Partie d’échecs

La fin du mois d’août est toujours déprimante. Excitante. Je songe à toutes ces choses, à ces vagues dans la Manche que j’aurais voulues plus fortes, aux pas qui s’enfoncent dans le sable mouillé parce que la marée est basse, aux gaufres dévorées sans le soucis des calories, à ces livres abîmés dans la valise, aux kilomètres parcourus le long de la côte, à ces parties d’échecs où je n’arrive jamais à garder mes deux fous jusqu’à la fin. Parce que j’ai beau les libérer dès les premiers coups comme il me l’a appris, j’ai beau faire avancer mes pions B2 et G2, j’ai beau tenter de les protéger avec des tours qui finissent toujours par être encerclées, avec une reine qui bouge parfois trop, avec un cavalier qui se mord toujours la queue, je les perds toujours.
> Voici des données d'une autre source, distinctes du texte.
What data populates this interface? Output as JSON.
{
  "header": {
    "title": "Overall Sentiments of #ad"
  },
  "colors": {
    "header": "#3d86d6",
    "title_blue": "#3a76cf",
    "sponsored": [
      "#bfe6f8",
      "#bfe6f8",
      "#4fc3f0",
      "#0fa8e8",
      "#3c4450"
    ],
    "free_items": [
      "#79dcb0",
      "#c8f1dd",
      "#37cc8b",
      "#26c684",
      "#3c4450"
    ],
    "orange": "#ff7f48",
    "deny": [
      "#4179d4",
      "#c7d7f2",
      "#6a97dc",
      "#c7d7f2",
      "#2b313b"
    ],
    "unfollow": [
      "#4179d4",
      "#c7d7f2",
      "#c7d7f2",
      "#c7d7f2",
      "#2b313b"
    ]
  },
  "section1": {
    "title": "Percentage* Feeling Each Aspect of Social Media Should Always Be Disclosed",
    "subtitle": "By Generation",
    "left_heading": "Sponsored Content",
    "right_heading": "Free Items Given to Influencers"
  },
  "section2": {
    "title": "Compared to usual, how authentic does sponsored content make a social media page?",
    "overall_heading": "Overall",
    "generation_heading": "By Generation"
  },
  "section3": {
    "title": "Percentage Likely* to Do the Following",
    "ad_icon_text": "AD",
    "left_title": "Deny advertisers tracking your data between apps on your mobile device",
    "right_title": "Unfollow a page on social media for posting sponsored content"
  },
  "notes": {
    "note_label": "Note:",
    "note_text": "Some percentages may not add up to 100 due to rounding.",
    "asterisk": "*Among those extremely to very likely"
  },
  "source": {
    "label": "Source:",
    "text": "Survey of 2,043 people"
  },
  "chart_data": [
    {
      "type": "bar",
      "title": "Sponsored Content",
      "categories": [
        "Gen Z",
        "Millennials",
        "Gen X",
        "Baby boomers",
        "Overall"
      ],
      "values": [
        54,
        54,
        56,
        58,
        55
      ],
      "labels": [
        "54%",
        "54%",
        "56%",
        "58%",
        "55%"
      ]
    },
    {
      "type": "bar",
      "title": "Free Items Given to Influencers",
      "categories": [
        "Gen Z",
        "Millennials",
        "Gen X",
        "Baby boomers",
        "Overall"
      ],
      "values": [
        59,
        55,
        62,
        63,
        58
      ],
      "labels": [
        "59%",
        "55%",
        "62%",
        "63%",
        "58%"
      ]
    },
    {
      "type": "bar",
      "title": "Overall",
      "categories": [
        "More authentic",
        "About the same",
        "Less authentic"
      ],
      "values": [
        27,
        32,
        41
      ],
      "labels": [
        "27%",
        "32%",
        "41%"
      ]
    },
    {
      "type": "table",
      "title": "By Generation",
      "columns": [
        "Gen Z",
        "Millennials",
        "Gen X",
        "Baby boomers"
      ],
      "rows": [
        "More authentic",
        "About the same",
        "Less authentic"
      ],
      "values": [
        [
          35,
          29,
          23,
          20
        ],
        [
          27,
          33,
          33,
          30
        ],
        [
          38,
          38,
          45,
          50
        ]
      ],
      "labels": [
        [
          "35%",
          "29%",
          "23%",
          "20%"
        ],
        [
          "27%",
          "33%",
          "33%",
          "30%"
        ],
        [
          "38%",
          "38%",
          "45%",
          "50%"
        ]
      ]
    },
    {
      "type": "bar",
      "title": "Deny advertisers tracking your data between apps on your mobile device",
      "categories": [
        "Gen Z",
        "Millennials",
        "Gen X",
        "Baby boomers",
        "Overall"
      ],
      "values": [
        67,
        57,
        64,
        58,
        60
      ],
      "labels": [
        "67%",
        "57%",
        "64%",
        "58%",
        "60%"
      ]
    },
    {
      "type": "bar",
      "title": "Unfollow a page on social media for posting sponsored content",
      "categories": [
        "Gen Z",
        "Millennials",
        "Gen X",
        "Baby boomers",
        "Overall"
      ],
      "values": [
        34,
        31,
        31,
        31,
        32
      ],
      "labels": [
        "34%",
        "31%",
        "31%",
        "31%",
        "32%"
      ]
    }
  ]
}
Peut-être parce que je n’ai pas la vocation de voir les choses en diagonale. Et je perds. Je m’y perds. J’oublie le roi, je sacrifie des pions pour sauver un royaume chancelant, un royaume qui n’est plus protégé, un royaume bancal. La reine finit toujours sur l’échafaud au moment où elle ne s’y attend pas. De manière lâche quoique toujours différente. De manière révolutionnaire donc. Les tours s’écroulent trop vite et les cavaliers deviennent fous, à cavaler dans des directions purement aléatoires, trois cases à droite, une en haut, deux à gauche. Je les imagine volontiers les yeux rouges, la bave blanchâtre perlant sur le mors. C’est mon côté théâtral. De toute manière, je le sais, ils le savent, ils sont condamnés. Alors autant disparaître avec panache. Le Roi finit toujours seul, comme tous les rois. D’abord il se protège, puis fuit, mais est vite encerclé. On peut résister longtemps à un siège, mais longtemps, ce n’est pas toujours. Alors lui-même disparaît et j’entends toujours le même refrain : Echec et mat.

Quand les vacances s’achèvent, c’est toujours un échec au roi. Et pourtant, c’est excitant. Parce que l’on sait que la partie va recommencer, que l’on va reposer les mêmes pions sur les mêmes cases, revoir les mêmes fous, les mêmes tours. Parfois on décide de changer de couleur. Alors le mois de septembre prend un air différent, gardant pourtant un air de déjà-vu. Alors seulement je peux reprendre mon agenda et repartir sur un rythme effréné. Un rythme que je connais déjà : faire sortir les pions B2 et G2 et après… Après la partie recommence.